By studying them, one can be led to safe answers to the above questions, which unfortunately, are not isolated and have stigmatized the Greek state since its foundation until today. Nothing is accidental and despite the recent painful bankruptcy, the country’s history seems to be repeating itself. Where is Greece going? Where are we all going together?

The response of the Supreme Court is not convincing

But there is also the opposite opinion, which was formulated by the Administrative Plenary of the Supreme Court: “During its meeting today, the Administrative Plenary of the Supreme Court, after a relevant discussion and exchange of views on the subject of the resolution of the European Parliament of February 7, 2024 and after assessing that it is possible to give citizens and the community institutions the impression that the The Rule of Law in Greece is declining due to corruption, which holds all government officials, including the judiciary, apodecided by a majority (49-13) the following: It assures that Greek judicial and prosecutorial officials serve the rule of law and the principles of the separation of functions, the independence of the Judiciary, fair trial and the protection of the presumption of innocence of every citizen and perform their duties in obedience only to the Constitution, the laws and in their consciousness(the press representative of the Supreme Court Panagiotis Lymberopoulos-Areopagitis).
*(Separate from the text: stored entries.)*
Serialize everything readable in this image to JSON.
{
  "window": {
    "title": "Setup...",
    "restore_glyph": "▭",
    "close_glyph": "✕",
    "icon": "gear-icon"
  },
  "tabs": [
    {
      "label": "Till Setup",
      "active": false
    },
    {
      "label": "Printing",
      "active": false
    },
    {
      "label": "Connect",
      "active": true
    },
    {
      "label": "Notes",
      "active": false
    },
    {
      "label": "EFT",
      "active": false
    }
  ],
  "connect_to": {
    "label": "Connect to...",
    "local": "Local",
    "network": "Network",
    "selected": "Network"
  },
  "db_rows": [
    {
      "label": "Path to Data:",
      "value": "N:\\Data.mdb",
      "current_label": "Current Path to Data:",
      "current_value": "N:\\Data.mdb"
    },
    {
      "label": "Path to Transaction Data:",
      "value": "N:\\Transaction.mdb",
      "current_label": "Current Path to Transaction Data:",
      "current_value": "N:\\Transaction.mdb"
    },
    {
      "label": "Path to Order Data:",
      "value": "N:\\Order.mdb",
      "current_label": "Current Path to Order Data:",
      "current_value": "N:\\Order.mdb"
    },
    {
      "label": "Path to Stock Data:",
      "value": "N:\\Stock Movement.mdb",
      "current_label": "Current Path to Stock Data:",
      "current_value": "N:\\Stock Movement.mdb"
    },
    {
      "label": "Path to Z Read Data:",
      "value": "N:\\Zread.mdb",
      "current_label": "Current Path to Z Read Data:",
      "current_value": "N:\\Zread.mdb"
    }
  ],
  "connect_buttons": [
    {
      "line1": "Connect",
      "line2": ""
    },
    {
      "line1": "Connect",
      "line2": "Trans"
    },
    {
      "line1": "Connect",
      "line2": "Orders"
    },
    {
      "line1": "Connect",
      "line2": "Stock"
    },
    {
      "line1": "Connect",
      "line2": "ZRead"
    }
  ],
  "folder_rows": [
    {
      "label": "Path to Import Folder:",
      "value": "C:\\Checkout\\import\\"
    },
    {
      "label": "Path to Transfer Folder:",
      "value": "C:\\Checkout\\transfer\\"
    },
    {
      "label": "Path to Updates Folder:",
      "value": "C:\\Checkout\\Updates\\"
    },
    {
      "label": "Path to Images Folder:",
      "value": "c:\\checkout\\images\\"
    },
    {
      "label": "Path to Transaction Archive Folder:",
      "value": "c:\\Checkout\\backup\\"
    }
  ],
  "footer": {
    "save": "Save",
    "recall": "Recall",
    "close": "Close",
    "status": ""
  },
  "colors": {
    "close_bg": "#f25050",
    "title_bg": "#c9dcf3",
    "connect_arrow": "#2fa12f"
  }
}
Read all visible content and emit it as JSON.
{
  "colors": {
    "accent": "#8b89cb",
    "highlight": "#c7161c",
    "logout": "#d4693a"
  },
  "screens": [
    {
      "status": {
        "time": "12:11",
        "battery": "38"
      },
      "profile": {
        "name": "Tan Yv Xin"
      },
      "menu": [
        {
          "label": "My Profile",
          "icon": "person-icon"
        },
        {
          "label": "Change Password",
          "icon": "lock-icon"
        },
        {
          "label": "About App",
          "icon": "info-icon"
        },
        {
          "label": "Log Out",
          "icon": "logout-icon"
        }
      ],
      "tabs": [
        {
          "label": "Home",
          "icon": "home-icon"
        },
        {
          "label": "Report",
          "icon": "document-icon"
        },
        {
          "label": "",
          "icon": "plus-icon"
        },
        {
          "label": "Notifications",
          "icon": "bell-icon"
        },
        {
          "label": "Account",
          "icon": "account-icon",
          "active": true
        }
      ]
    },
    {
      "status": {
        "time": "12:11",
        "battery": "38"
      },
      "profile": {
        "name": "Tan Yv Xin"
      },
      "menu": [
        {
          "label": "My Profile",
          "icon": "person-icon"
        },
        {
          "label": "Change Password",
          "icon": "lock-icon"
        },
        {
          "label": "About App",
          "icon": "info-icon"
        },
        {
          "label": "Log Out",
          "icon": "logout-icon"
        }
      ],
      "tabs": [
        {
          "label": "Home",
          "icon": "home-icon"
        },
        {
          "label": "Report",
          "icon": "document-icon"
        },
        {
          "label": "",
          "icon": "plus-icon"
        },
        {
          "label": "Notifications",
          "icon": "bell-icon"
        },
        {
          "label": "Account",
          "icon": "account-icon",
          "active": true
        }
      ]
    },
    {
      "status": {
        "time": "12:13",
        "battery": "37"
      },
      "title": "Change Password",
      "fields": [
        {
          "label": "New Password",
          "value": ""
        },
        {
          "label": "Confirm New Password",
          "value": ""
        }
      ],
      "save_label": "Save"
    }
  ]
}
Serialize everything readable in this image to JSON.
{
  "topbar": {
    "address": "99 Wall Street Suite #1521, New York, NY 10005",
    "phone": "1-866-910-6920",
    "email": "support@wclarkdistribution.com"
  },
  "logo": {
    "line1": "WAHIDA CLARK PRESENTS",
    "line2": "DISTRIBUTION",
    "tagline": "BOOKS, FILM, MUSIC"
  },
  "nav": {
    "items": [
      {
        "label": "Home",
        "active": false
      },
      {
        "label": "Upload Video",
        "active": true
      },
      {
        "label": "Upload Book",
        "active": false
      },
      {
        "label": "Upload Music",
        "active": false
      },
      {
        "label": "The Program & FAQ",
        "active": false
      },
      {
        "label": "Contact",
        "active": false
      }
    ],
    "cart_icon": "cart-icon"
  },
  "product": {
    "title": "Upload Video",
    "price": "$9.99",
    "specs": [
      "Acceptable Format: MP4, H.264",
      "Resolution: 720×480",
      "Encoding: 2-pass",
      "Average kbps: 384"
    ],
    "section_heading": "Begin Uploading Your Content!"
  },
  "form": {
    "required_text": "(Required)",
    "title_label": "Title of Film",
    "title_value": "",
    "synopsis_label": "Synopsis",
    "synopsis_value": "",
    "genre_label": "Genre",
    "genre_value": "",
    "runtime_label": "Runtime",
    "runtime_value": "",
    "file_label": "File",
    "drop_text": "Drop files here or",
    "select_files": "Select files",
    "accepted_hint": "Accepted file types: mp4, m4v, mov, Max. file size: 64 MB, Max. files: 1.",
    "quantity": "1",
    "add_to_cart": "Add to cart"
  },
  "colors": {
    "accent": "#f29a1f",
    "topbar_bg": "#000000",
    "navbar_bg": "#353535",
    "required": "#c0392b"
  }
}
How persuasive can this assurance be that refers to the age of “decide and decree”? Can such a decision overturn the perception of the vast majority of Greek citizens and the ranking of the Greek Judiciary by the World Economic Forum in 83rd place among 141 places, based on dependence on governments and corporate interests? Rather, in the end, it proves even to the most credulous, that the reality in Justice is becoming more and more disappointing, more and more dangerous.

Laura Kovesi’s message

Fortunately for Greece, the European Prosecutor, Laura Kovesi, did not comply with the instructions of the “decision” of the Plenary of the Supreme Court. During her hearing at the Committee of the European Parliament, she unleashed fierce “fire” against the government for the crime of Tempe and the state of the Rule of Law in Greece, as results of corruption!
He specifically said: “How many tragedies like Tempe do we need to understand that corruption kills?”. Realizing the situation in Greece, he asks the Commission to cancel the law on the irresponsibility of ministers.

It is a national need, that the leaderships of the supreme courts of the country land on reality and stop walking deaf, willfully blind and self-admiring. However, the citizens also have part of the responsibility. With our outcry, we can bring to justice those who ruthlessly embarrass the Justice and turn into a majority the appreciable minority of Areopagits who opposed the decision of the Supreme Court. Maria Karystianou paved the way for the social opposition. Let us follow him. The case of Tempe and the rallying cry of the Greek society can be the catalyst for the separation of political and judicial power and the sanitization of the seriously ill justice system in our country.


Georgios Boutos is a former Financial Inspector and Head of the Directorate for the Processing of Legislative Acts of the General Accounting Office of the State.